The response to all these requests has been most disappointing. I feel this is because of a lack of understanding of just what is required and how important it is. Again, I cannot overemphasize the importance of getting this information to headquarters as requested. Response to all these requests has been, as I have said, disappointing. Failure on the part of any of the units to make this information available could result in serious legal implications. In order to meet these requirements, there will be need for considerable communication of these matters between the personnel at Church headquarters and the priesthood leaders throughout the Church. The Church headquarters must obtain the necessary information promptly if it is to meet its tax reporting obligations. Again, let me emphasize this. I have used that word a good many times. Let me emphasize the importance of submitting the requested information on a timely, business-like basis, and this will make it possible for you to analyze more clearly and understand more fully just where you stand in your own Welfare Program. If we do not do this, tax problems may become insurmountable. It would not be right or proper for me to go into details at this time, but I am sure the priesthood leaders now understanding this throughout the Church will respond as requested.

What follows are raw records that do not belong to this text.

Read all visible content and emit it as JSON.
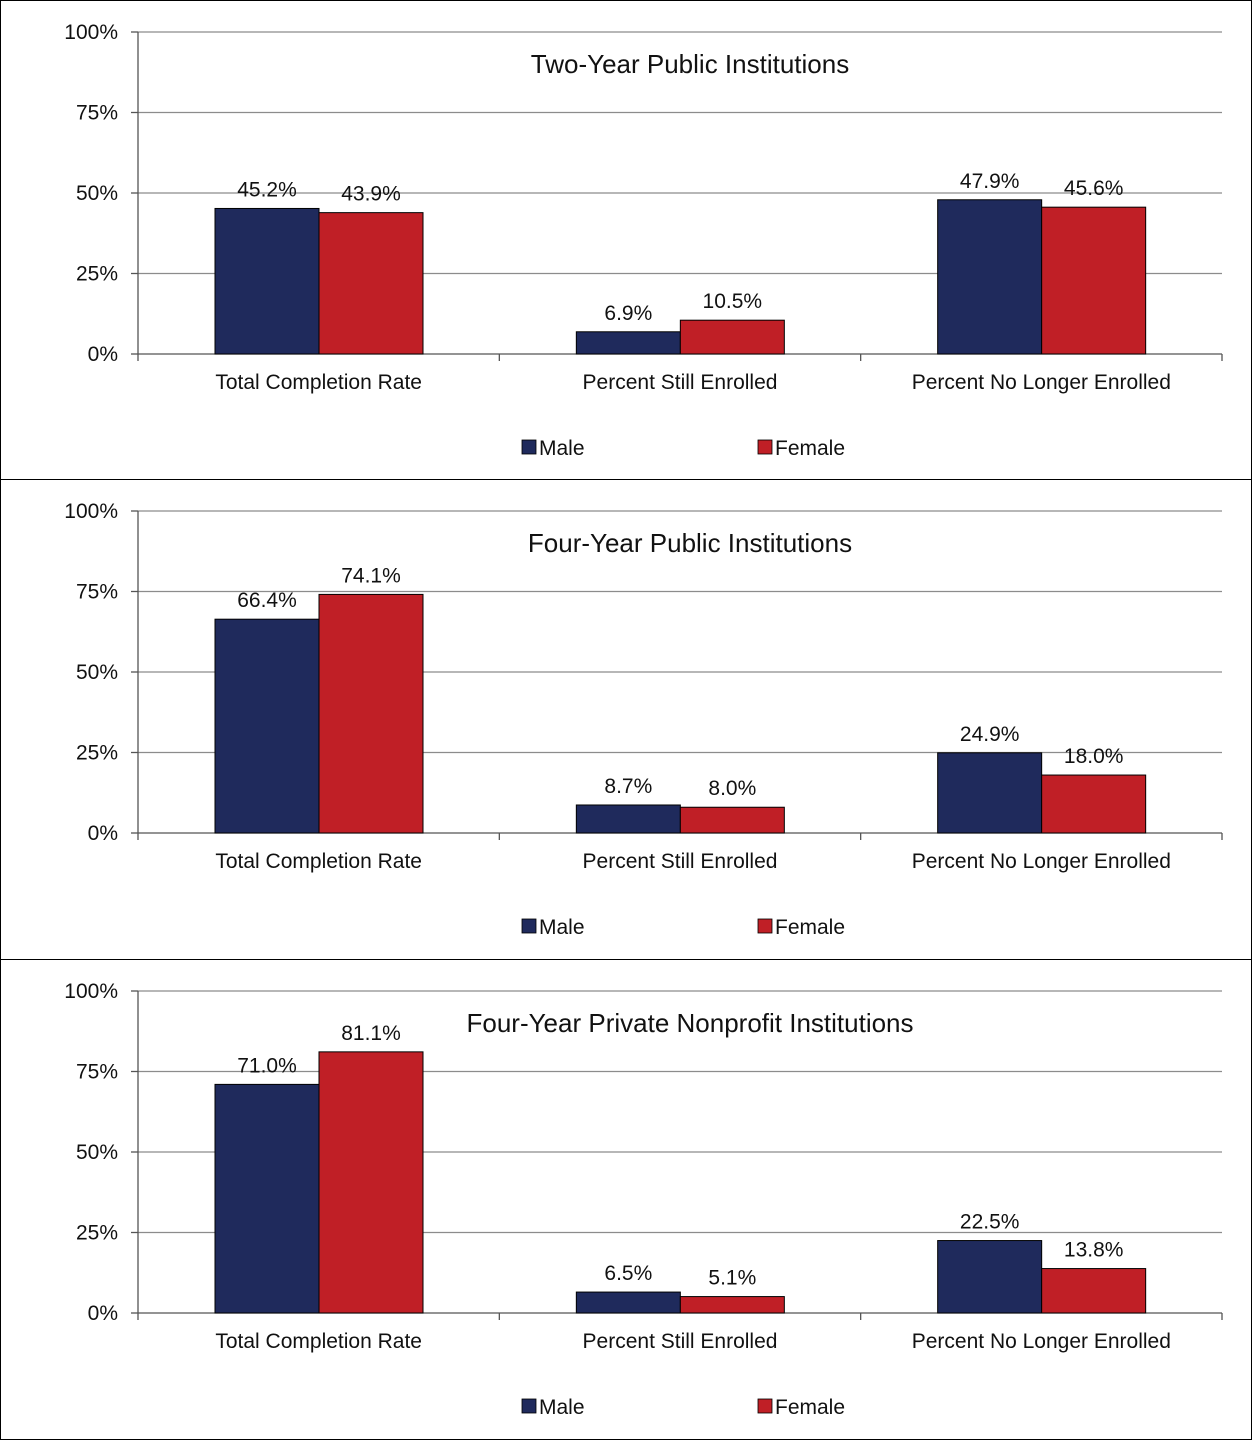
{
  "colors": {
    "male": "#1f2a5c",
    "female": "#c01f26",
    "grid": "#8c8c8c"
  },
  "chart_data": [
    {
      "type": "bar",
      "title": "Two-Year Public Institutions",
      "categories": [
        "Total Completion Rate",
        "Percent Still Enrolled",
        "Percent No Longer Enrolled"
      ],
      "series": [
        {
          "name": "Male",
          "values": [
            45.2,
            6.9,
            47.9
          ]
        },
        {
          "name": "Female",
          "values": [
            43.9,
            10.5,
            45.6
          ]
        }
      ],
      "data_labels": [
        [
          "45.2%",
          "6.9%",
          "47.9%"
        ],
        [
          "43.9%",
          "10.5%",
          "45.6%"
        ]
      ],
      "yticks": [
        "0%",
        "25%",
        "50%",
        "75%",
        "100%"
      ],
      "ylim": [
        0,
        100
      ],
      "grid": true,
      "legend": "bottom"
    },
    {
      "type": "bar",
      "title": "Four-Year Public Institutions",
      "categories": [
        "Total Completion Rate",
        "Percent Still Enrolled",
        "Percent No Longer Enrolled"
      ],
      "series": [
        {
          "name": "Male",
          "values": [
            66.4,
            8.7,
            24.9
          ]
        },
        {
          "name": "Female",
          "values": [
            74.1,
            8.0,
            18.0
          ]
        }
      ],
      "data_labels": [
        [
          "66.4%",
          "8.7%",
          "24.9%"
        ],
        [
          "74.1%",
          "8.0%",
          "18.0%"
        ]
      ],
      "yticks": [
        "0%",
        "25%",
        "50%",
        "75%",
        "100%"
      ],
      "ylim": [
        0,
        100
      ],
      "grid": true,
      "legend": "bottom"
    },
    {
      "type": "bar",
      "title": "Four-Year Private Nonprofit Institutions",
      "categories": [
        "Total Completion Rate",
        "Percent Still Enrolled",
        "Percent No Longer Enrolled"
      ],
      "series": [
        {
          "name": "Male",
          "values": [
            71.0,
            6.5,
            22.5
          ]
        },
        {
          "name": "Female",
          "values": [
            81.1,
            5.1,
            13.8
          ]
        }
      ],
      "data_labels": [
        [
          "71.0%",
          "6.5%",
          "22.5%"
        ],
        [
          "81.1%",
          "5.1%",
          "13.8%"
        ]
      ],
      "yticks": [
        "0%",
        "25%",
        "50%",
        "75%",
        "100%"
      ],
      "ylim": [
        0,
        100
      ],
      "grid": true,
      "legend": "bottom"
    }
  ]
}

We realize and appreciate the heavy responsibility placed on the leadership and particularly the stake presidencies and bishoprics, but we find it necessary for each of you to give this record keeping and reporting high priority in your administration. The gravity of the situation is such that we have required the chairman of the Finance Committee to telephone all of the stake presidents in California who have not responded so that these reports of fund-raising projects will become available, all of whom have agreed to get this information into the Church headquarters as soon as possible.

I am sorry to report that of over 6,000 requests that have been made for the leaders to send in their federal identification numbers, less than half have been received at the present time. This information must be obtained by one means or another. We do ask you to cooperate to the very fullest. If everyone cooperates fully, we feel sure that we will be able to meet the requirements, as onerous as they are; but it must be accomplished before the deadline set by the government. Do respond and cooperate fully.

I have hesitated to speak as emphatically as I have, but it was necessary. If you are having problems and lack understanding of just what is required, kindly contact Brother Wilford Edling here at headquarters and he will give you what assistance you need.

Now this is The Church of Jesus Christ of Latter-day Saints. He is at the head. May we all learn our duty and act in all diligence in the office in which we have been called and appointed and may His blessings attend us, I humbly pray in the name of Jesus Christ. Amen.